Kuramoto-FedAvg: Using Synchronization Dynamics to Improve Federated Learning Optimization under Statistical Heterogeneity
This work addresses optimization challenges in federated learning for applications with non-IID data, representing an incremental improvement over existing methods.
The paper tackles slow convergence in federated learning due to client drift under statistical heterogeneity by proposing Kuramoto-FedAvg, which uses synchronization dynamics to weight client updates, resulting in significantly accelerated convergence and improved accuracy across multiple benchmark datasets.

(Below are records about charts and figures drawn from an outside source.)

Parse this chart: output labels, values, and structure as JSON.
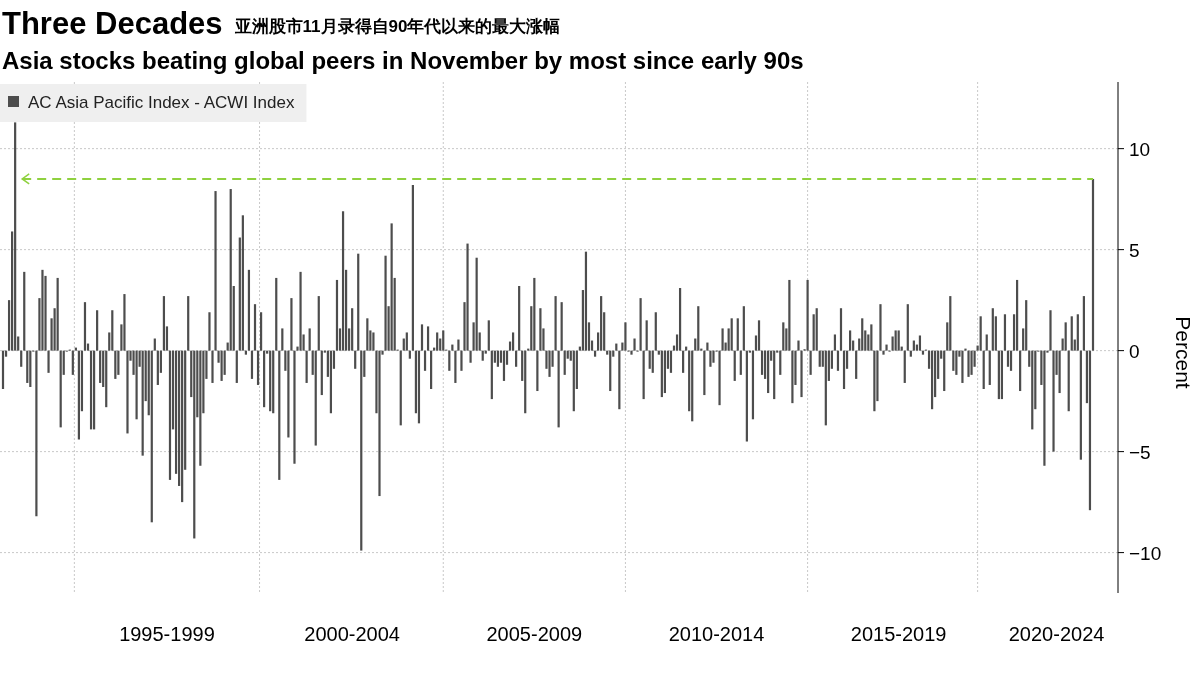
{
  "chart_data": {
    "type": "bar",
    "title": "Three Decades",
    "subtitle": "Asia stocks beating global peers in November by most since early 90s",
    "annotations": [
      "亚洲股市11月录得自90年代以来的最大涨幅"
    ],
    "ylabel": "Percent",
    "categories": [
      null,
      null,
      null,
      null,
      null,
      null,
      null,
      null,
      null,
      null,
      null,
      null,
      null,
      null,
      null,
      null,
      null,
      null,
      null,
      null,
      null,
      null,
      null,
      null,
      null,
      null,
      null,
      null,
      null,
      null,
      null,
      null,
      null,
      null,
      null,
      null,
      null,
      null,
      null,
      null,
      null,
      null,
      null,
      null,
      null,
      null,
      null,
      null,
      null,
      null,
      null,
      null,
      null,
      null,
      "1995-1999",
      null,
      null,
      null,
      null,
      null,
      null,
      null,
      null,
      null,
      null,
      null,
      null,
      null,
      null,
      null,
      null,
      null,
      null,
      null,
      null,
      null,
      null,
      null,
      null,
      null,
      null,
      null,
      null,
      null,
      null,
      null,
      null,
      null,
      null,
      null,
      null,
      null,
      null,
      null,
      null,
      null,
      null,
      null,
      null,
      null,
      null,
      null,
      null,
      null,
      null,
      null,
      null,
      null,
      null,
      null,
      null,
      null,
      null,
      null,
      null,
      "2000-2004",
      null,
      null,
      null,
      null,
      null,
      null,
      null,
      null,
      null,
      null,
      null,
      null,
      null,
      null,
      null,
      null,
      null,
      null,
      null,
      null,
      null,
      null,
      null,
      null,
      null,
      null,
      null,
      null,
      null,
      null,
      null,
      null,
      null,
      null,
      null,
      null,
      null,
      null,
      null,
      null,
      null,
      null,
      null,
      null,
      null,
      null,
      null,
      null,
      null,
      null,
      null,
      null,
      null,
      null,
      null,
      null,
      null,
      null,
      null,
      "2005-2009",
      null,
      null,
      null,
      null,
      null,
      null,
      null,
      null,
      null,
      null,
      null,
      null,
      null,
      null,
      null,
      null,
      null,
      null,
      null,
      null,
      null,
      null,
      null,
      null,
      null,
      null,
      null,
      null,
      null,
      null,
      null,
      null,
      null,
      null,
      null,
      null,
      null,
      null,
      null,
      null,
      null,
      null,
      null,
      null,
      null,
      null,
      null,
      null,
      null,
      null,
      null,
      null,
      null,
      null,
      null,
      null,
      null,
      null,
      null,
      "2010-2014",
      null,
      null,
      null,
      null,
      null,
      null,
      null,
      null,
      null,
      null,
      null,
      null,
      null,
      null,
      null,
      null,
      null,
      null,
      null,
      null,
      null,
      null,
      null,
      null,
      null,
      null,
      null,
      null,
      null,
      null,
      null,
      null,
      null,
      null,
      null,
      null,
      null,
      null,
      null,
      null,
      null,
      null,
      null,
      null,
      null,
      null,
      null,
      null,
      null,
      null,
      null,
      null,
      null,
      null,
      null,
      null,
      null,
      null,
      null,
      "2015-2019",
      null,
      null,
      null,
      null,
      null,
      null,
      null,
      null,
      null,
      null,
      null,
      null,
      null,
      null,
      null,
      null,
      null,
      null,
      null,
      null,
      null,
      null,
      null,
      null,
      null,
      null,
      null,
      null,
      null,
      null,
      null,
      null,
      null,
      null,
      null,
      null,
      null,
      null,
      null,
      null,
      null,
      null,
      null,
      null,
      null,
      null,
      null,
      null,
      null,
      null,
      null,
      "2020-2024",
      null,
      null,
      null,
      null,
      null,
      null,
      null,
      null,
      null,
      null,
      null,
      null
    ],
    "series": [
      {
        "name": "AC Asia Pacific Index - ACWI Index",
        "color": "#4d4d4d",
        "values": [
          -1.9,
          -0.3,
          2.5,
          5.9,
          11.3,
          0.7,
          -0.8,
          3.9,
          -1.6,
          -1.8,
          -0.05,
          -8.2,
          2.6,
          4.0,
          3.7,
          -1.1,
          1.6,
          2.1,
          3.6,
          -3.8,
          -1.2,
          -0.05,
          0.05,
          -1.2,
          0.15,
          -4.4,
          -3.0,
          2.4,
          0.35,
          -3.9,
          -3.9,
          2.0,
          -1.6,
          -1.8,
          -2.8,
          0.9,
          2.0,
          -1.4,
          -1.2,
          1.3,
          2.8,
          -4.1,
          -0.5,
          -1.2,
          -3.4,
          -0.8,
          -5.2,
          -2.5,
          -3.2,
          -8.5,
          0.6,
          -1.7,
          -1.1,
          2.7,
          1.2,
          -6.4,
          -3.9,
          -6.1,
          -6.7,
          -7.5,
          -5.9,
          2.7,
          -2.3,
          -9.3,
          -3.3,
          -5.7,
          -3.1,
          -1.4,
          1.9,
          -1.6,
          7.9,
          -0.6,
          -1.5,
          -1.2,
          0.4,
          8.0,
          3.2,
          -1.6,
          5.6,
          6.7,
          -0.2,
          4.0,
          -1.4,
          2.3,
          -1.7,
          1.9,
          -2.8,
          -0.15,
          -3.0,
          -3.1,
          3.6,
          -6.4,
          1.1,
          -1.0,
          -4.3,
          2.6,
          -5.6,
          0.2,
          3.9,
          0.8,
          -1.6,
          1.1,
          -1.2,
          -4.7,
          2.7,
          -2.2,
          -0.1,
          -1.3,
          -3.1,
          -0.9,
          3.5,
          1.1,
          6.9,
          4.0,
          1.1,
          2.1,
          -0.9,
          4.8,
          -9.9,
          -1.3,
          1.6,
          1.0,
          0.9,
          -3.1,
          -7.2,
          -0.2,
          4.7,
          2.2,
          6.3,
          3.6,
          0.05,
          -3.7,
          0.6,
          0.9,
          -0.4,
          8.2,
          -3.1,
          -3.6,
          1.3,
          -1.0,
          1.2,
          -1.9,
          0.15,
          0.9,
          0.6,
          1.0,
          0.05,
          -1.0,
          0.3,
          -1.6,
          0.55,
          -1.0,
          2.4,
          5.3,
          -0.6,
          1.4,
          4.6,
          0.9,
          -0.5,
          -0.15,
          1.5,
          -2.4,
          -0.6,
          -0.8,
          -0.6,
          -1.5,
          -0.7,
          0.45,
          0.9,
          -0.8,
          3.2,
          -1.5,
          -3.1,
          0.1,
          2.2,
          3.6,
          -2.0,
          2.1,
          1.1,
          -0.9,
          -1.3,
          -0.8,
          2.7,
          -3.8,
          2.4,
          -1.2,
          -0.4,
          -0.5,
          -3.0,
          -1.9,
          0.2,
          3.0,
          4.9,
          1.4,
          0.5,
          -0.3,
          0.9,
          2.7,
          1.9,
          -0.2,
          -2.0,
          -0.3,
          0.35,
          -2.9,
          0.4,
          1.4,
          -0.05,
          -0.2,
          0.6,
          -0.05,
          2.6,
          -2.4,
          1.5,
          -0.9,
          -1.1,
          1.9,
          -0.2,
          -2.3,
          -2.1,
          -0.9,
          -1.1,
          0.25,
          0.8,
          3.1,
          -1.1,
          0.2,
          -3.0,
          -3.5,
          0.6,
          2.2,
          0.1,
          -2.2,
          0.4,
          -0.8,
          -0.6,
          -0.05,
          -2.7,
          1.1,
          0.4,
          1.1,
          1.6,
          -1.5,
          1.6,
          -1.2,
          2.2,
          -4.5,
          -0.1,
          -3.4,
          0.75,
          1.5,
          -1.2,
          -1.4,
          -2.1,
          -0.5,
          -2.4,
          -0.1,
          -1.2,
          1.4,
          1.1,
          3.5,
          -2.6,
          -1.7,
          0.5,
          -2.3,
          0.07,
          3.5,
          -1.2,
          1.8,
          2.1,
          -0.8,
          -0.8,
          -3.7,
          -1.5,
          -0.9,
          0.8,
          -1.0,
          2.1,
          -1.9,
          -0.9,
          1.0,
          0.5,
          -1.4,
          0.6,
          1.6,
          1.0,
          0.8,
          1.3,
          -3.0,
          -2.5,
          2.3,
          -0.2,
          0.3,
          -0.05,
          0.7,
          1.0,
          1.0,
          0.2,
          -1.6,
          2.3,
          -0.3,
          0.5,
          0.3,
          0.75,
          -0.2,
          0.05,
          -0.9,
          -2.9,
          -2.3,
          -1.4,
          -0.4,
          -2.0,
          1.4,
          2.7,
          -1.0,
          -1.2,
          -0.3,
          -1.6,
          0.1,
          -1.3,
          -1.2,
          -0.8,
          0.25,
          1.7,
          -1.9,
          0.8,
          -1.7,
          2.1,
          1.7,
          -2.4,
          -2.4,
          1.8,
          -0.8,
          -1.0,
          1.8,
          3.5,
          -2.0,
          1.1,
          2.5,
          -0.8,
          -3.9,
          -2.9,
          -0.05,
          -1.7,
          -5.7,
          -0.1,
          2.0,
          -5.0,
          -1.2,
          -2.1,
          0.6,
          1.4,
          -3.0,
          1.7,
          0.55,
          1.8,
          -5.4,
          2.7,
          -2.6,
          -7.9,
          8.5
        ]
      }
    ],
    "ylim": [
      -12,
      13.3
    ],
    "yticks": [
      -10,
      -5,
      0,
      5,
      10
    ],
    "grid": true,
    "legend": "top left",
    "ref_lines": [
      {
        "axis": "y",
        "value": 8.5,
        "color": "#8fd13f",
        "line_style": "dashed"
      }
    ]
  }
}
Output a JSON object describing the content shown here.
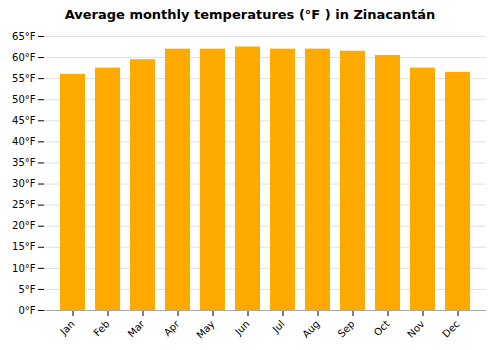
{
  "chart_data": {
    "type": "bar",
    "title": "Average monthly temperatures (°F ) in Zinacantán",
    "categories": [
      "Jan",
      "Feb",
      "Mar",
      "Apr",
      "May",
      "Jun",
      "Jul",
      "Aug",
      "Sep",
      "Oct",
      "Nov",
      "Dec"
    ],
    "values": [
      56,
      57.5,
      59.5,
      62,
      62,
      62.5,
      62,
      62,
      61.5,
      60.5,
      57.5,
      56.5
    ],
    "color": "#FFAA00",
    "ylim": [
      0,
      65
    ],
    "yticks": [
      {
        "value": 0,
        "label": "0°F"
      },
      {
        "value": 5,
        "label": "5°F"
      },
      {
        "value": 10,
        "label": "10°F"
      },
      {
        "value": 15,
        "label": "15°F"
      },
      {
        "value": 20,
        "label": "20°F"
      },
      {
        "value": 25,
        "label": "25°F"
      },
      {
        "value": 30,
        "label": "30°F"
      },
      {
        "value": 35,
        "label": "35°F"
      },
      {
        "value": 40,
        "label": "40°F"
      },
      {
        "value": 45,
        "label": "45°F"
      },
      {
        "value": 50,
        "label": "50°F"
      },
      {
        "value": 55,
        "label": "55°F"
      },
      {
        "value": 60,
        "label": "60°F"
      },
      {
        "value": 65,
        "label": "65°F"
      }
    ],
    "grid": true
  }
}
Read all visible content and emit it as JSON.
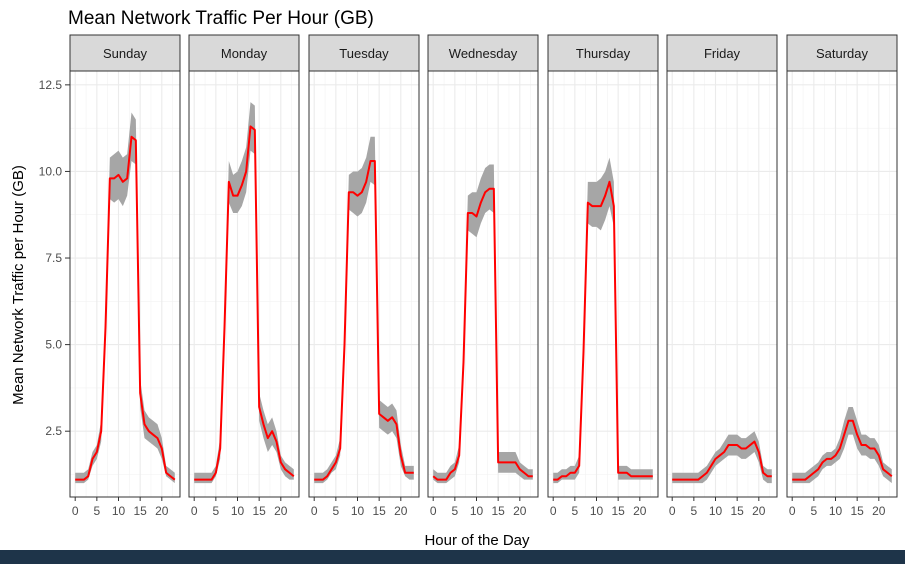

Federated learning on heterogeneous (non-IID) client data experiences slow convergence due to client drift. To address this challenge, we propose Kuramoto-FedAvg, a federated optimization algorithm that reframes the weight aggregation step as a synchronization problem inspired by the Kuramoto model of coupled oscillators. The server dynamically weighs each client's update based on its phase alignment with the global update, amplifying contributions that align with the global gradient direction while minimizing the impact of updates that are out of phase. We theoretically prove that this synchronization mechanism reduces client drift, providing a tighter convergence bound compared to the standard FedAvg under heterogeneous data distributions. Empirical validation supports our theoretical findings, showing that Kuramoto-FedAvg significantly accelerates convergence and improves accuracy across multiple benchmark datasets. Our work highlights the potential of coordination and synchronization-based strategies for managing gradient diversity and accelerating federated optimization in realistic non-IID settings.